The midfield trio of Lampard, Hazard and Mata all scored more goals last season than Torres. Chelsea need a striker, a man that can guarantee them twenty goals a season, to supplement the astonishing amount of goals coming from their midfield. And it looked like they had their man in Edinson Cavani. Near on 30 goals last season, not great sharp-shooting figures but a man who knows how to hold onto the ball and oozed confidence going forward. Alas it appears the lure of PSG’s wallet has enchanted the Uruguayan, leaving Chelsea fans to lament that “he has only gone there for the money.”(!!) Never mind, move on, there are plenty more fish in the sea.

Robert Lewandowski would be a suitable candidate that satisfies the needs of both manager and owner. Mourinho would acquire a keen goal scorer with experience of working in front of a dynamic and creative midfield, whilst Abramovich would get the kind of big ticket, marquee signing he seems to crave. But whilst Lewandowski’s (and, interestingly Benteke’s) name has been brought up in conjunction with Chelsea, it is another name on the list of eight that has gained most tabloid space.

Three years ago, the idea Wayne Rooney in a Chelsea shirt was unimaginable, but with Mourinho and senior Chelsea players stroking his bruised ego seemingly on a daily basis and a bulging Russian cheque book undoubtedly being waved in his face…stranger things have happened. Signing Rooney would be a major coup for the London outfit, when was the last time United sold one of their biggest stars to a Premier League rival? (Funnily enough, the only name coming to mind is Mark Hughes to Chelsea.) But, statistically speaking, he represents another player Chelsea do not need. For whilst Rooney has had some experience as an out and out striker, as noted earlier he spent the majority of last season playing behind one; just like Lampard, Mata, Oscar, Hazard, Moses and (to an extent) Schurrle.

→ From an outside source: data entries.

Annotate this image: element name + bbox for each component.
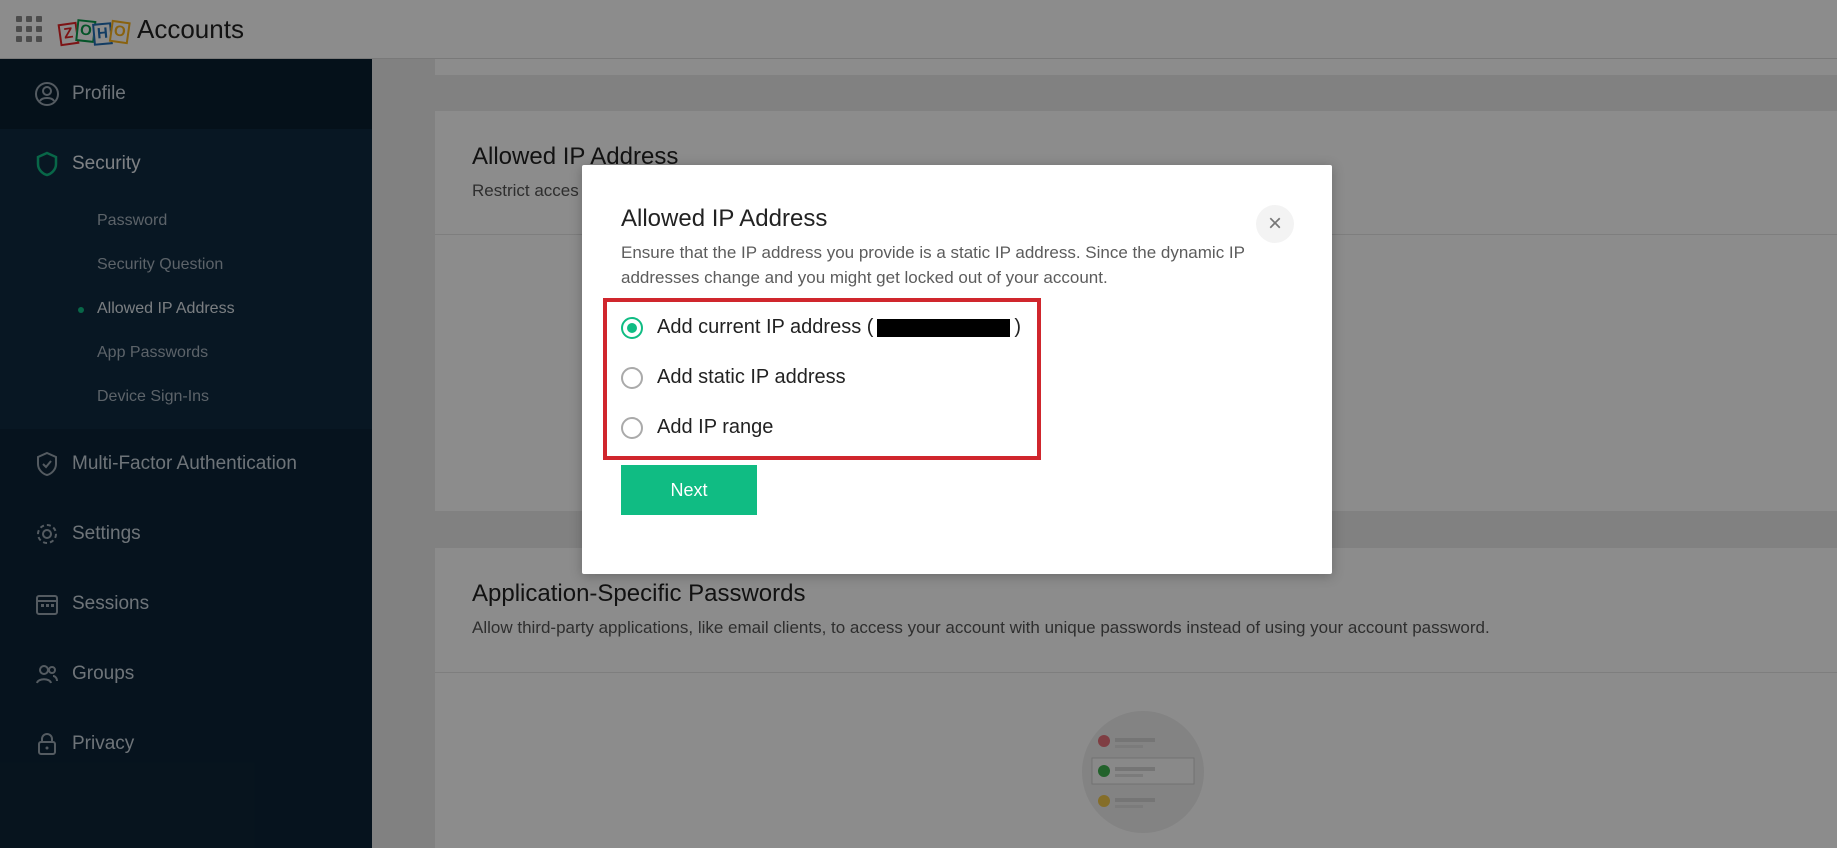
radio-static-ip[interactable] xyxy=(621,366,643,389)
redacted-ip xyxy=(877,318,1011,337)
option-current-ip[interactable]: Add current IP address ( ) xyxy=(621,316,1021,339)
option-label: Add static IP address xyxy=(657,366,846,388)
modal-description: Ensure that the IP address you provide i… xyxy=(621,243,1245,287)
option-label: Add IP range xyxy=(657,416,774,438)
radio-ip-range[interactable] xyxy=(621,416,643,439)
option-ip-range[interactable]: Add IP range xyxy=(621,416,773,439)
close-button[interactable]: × xyxy=(1256,205,1294,243)
modal-title: Allowed IP Address xyxy=(621,205,828,232)
radio-current-ip[interactable] xyxy=(621,316,643,339)
close-icon: × xyxy=(1267,210,1282,237)
option-label-suffix: ) xyxy=(1014,316,1022,338)
option-static-ip[interactable]: Add static IP address xyxy=(621,366,846,389)
next-button[interactable]: Next xyxy=(621,465,757,515)
allowed-ip-modal: Allowed IP Address × Ensure that the IP … xyxy=(582,165,1332,574)
option-label: Add current IP address ( xyxy=(657,316,874,338)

I cant help but feel concerned for Arsene Wenger. From the neutral perspective one of his crowning achievements during his tenure with Arsenal has be his intelligent operation within the transfer market. Sign ‘em cheap, work ‘em hard and sell ‘em for a profit – Henry, Viera, Adebayor, Nasri, Clichy, Anelka the list goes on. It is a fantastic business model and hardly surprising coming from a man with an economics degree. But a tempestuous season, irritated fans and a chairman desperate for acceptance may have forced Wenger’s hand this summer.

The seemingly inevitable signing of Gonzalo Higuain highlights the point. A very talented striker, the statsitics from last season show he knows where the goal is, something that the trio of Walcott, Giroud and Podolski did not really prove last season. His passing related statistics weren’t incredible last season but Arsenal probably don’t need another great passer of the ball. Plus the one year of statistics in a season where Mourinho didn’t give the Argentine much of a sniff of 90 minutes cant give a holistic view of the player. So Arsenal are set to sign a striker renowned in Europe as a goal scorer and yet something doesn’t seem right.

The crux of the issue is Arsenal do not spend £26 million on a player. Or, to put it another way, Arsene doesn’t spend £26 million on a player. This raises many questions. Has he lost control of Arsenal’s transfer policy? Have desperate times called for desperate measures? Or, with changes of management by their three main rivals, is this a calculated gamble by the savvy Wenger, a final role of the dice to bring the title back to North London? Whichever way you look at it a offering a record -breaking fee for a player who did not get a whole season last time around is uncharacteristic behaviour for the maestro of the transfer market. So, do Arsenal need Higuain? Ask me in twelve months time.